At of the start of business Friday, they were $45 million over their estimated 2019 salary cap figure of about $177 million.

The time to start addressing this isn’t next offseason. It’s now.

And that’s why the trade the Eagles made on Thursday night makes so much sense.

Because the way the Eagles built their current roster won’t work next year. They won’t have the cap space to start out with a nucleus of draft picks and then sign a bunch of mid-priced veteran free agents to fill out the roster.

So vice president of football operations Howie Roseman and vice president of player personnel Joe Douglas have to start thinking about whittling down that $45 million figure. The only way to do that is by getting rid of older, higher-priced players. And the only way to remain successful while doing that is by stockpiling draft picks.

Hence Thursday.

Veterans are expensive. Draft picks are cheap. Because of the rookie wage scale, the only way to build a team that’s elite year after year is to draft well and develop a nucleus of young players on their first contracts.

The more cheap young guys you have who can play, the fewer veterans you’ll be forced to cut to make cap space.

So getting out of 32 and getting a second-round pick this year and a second-round pick next year was absolutely the best possible move for the Eagles.

More premium picks, more chances to hit on players.

We already know the bottom of the first round is a no-man’s land for finding value. The lifeblood of the draft for the Eagles historically has been the second round. Dawk, Eric Allen, LeSean, DeSean, Randall, Ertz and so on.

The Eagles just gave themselves twice the chance of landing that kind of player over the next two years.

And since the Eagles genuinely believe the same sort of value at the positions they’re looking at exists in the middle of the second round today than at the end of the first round Thursday night, this was a no-brainer.

The Eagles believe they already have a Super Bowl roster in 2018. And they should. They’ve lost some big pieces of that team, but the bottom line is at it stands now they return 19 of 22 starters from Super Bowl LII.

The only starters they’ve lost since Feb. 4 are a 31-year-old running back, an over-priced wide receiver and an underachieving defensive end. Along with a 30-year-old nickel corner and a backup tight end.  

But the guts of the championship roster are still here.
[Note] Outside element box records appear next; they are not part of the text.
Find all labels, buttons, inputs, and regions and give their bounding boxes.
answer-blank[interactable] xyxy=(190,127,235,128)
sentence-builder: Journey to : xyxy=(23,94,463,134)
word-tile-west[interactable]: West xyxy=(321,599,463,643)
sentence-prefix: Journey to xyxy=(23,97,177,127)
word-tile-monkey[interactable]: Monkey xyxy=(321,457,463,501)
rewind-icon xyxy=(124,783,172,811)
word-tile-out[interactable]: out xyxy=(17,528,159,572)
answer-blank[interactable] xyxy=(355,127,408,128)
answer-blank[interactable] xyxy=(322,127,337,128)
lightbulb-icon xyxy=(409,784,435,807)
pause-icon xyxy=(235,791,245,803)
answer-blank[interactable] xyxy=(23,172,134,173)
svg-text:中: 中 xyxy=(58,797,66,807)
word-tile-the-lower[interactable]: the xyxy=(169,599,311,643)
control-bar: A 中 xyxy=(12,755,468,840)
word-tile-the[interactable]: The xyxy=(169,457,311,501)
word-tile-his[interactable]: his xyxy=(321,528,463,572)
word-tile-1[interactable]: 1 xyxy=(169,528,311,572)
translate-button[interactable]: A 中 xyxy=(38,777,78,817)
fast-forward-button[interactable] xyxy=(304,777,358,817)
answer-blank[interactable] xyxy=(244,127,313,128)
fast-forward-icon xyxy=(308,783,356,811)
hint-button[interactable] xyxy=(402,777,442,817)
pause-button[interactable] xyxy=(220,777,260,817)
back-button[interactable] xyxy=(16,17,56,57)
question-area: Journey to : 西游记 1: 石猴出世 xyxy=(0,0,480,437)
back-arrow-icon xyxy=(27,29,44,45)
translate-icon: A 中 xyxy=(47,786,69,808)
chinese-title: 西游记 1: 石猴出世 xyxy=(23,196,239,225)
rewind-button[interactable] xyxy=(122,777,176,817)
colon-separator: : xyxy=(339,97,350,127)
Along with a bunch of guys getting healthy who missed last year. So now it’s about building for the future. Now it’s about taking the long view. Trying to build something sustainable.

You can’t operate in a vacuum in the NFL. You have to think about 2019, 2020 and 2021 now.

And once the Eagles lock Carson Wentz up to an extension, there’s another $150 million to spread out over five of the salary cap. Right now Wentz is the 25th-highest-paid quarterback in the league. Soon he’ll be near or at the top.

There were some really good players sitting there at 32 and it can be tough watching the Eagles bypass them.

But the Eagles just won a Super Bowl. They have a roster jammed with talent that’s primed for a deep postseason run in 2018. If you consider Wentz, Jason Peters, Jordan Hicks and Chris Maragos returning healthy, you can argue that the 2018 roster is more talented than last year’s.

So Roseman and Douglas have this luxury of focusing on the future. Of taking the long view. Of doing what’s best for the long-term strength of the franchise from both a talent and financial standpoint.

For this football team, for this roster, for the way the Eagles are building something sustainable, the trade made perfect sense.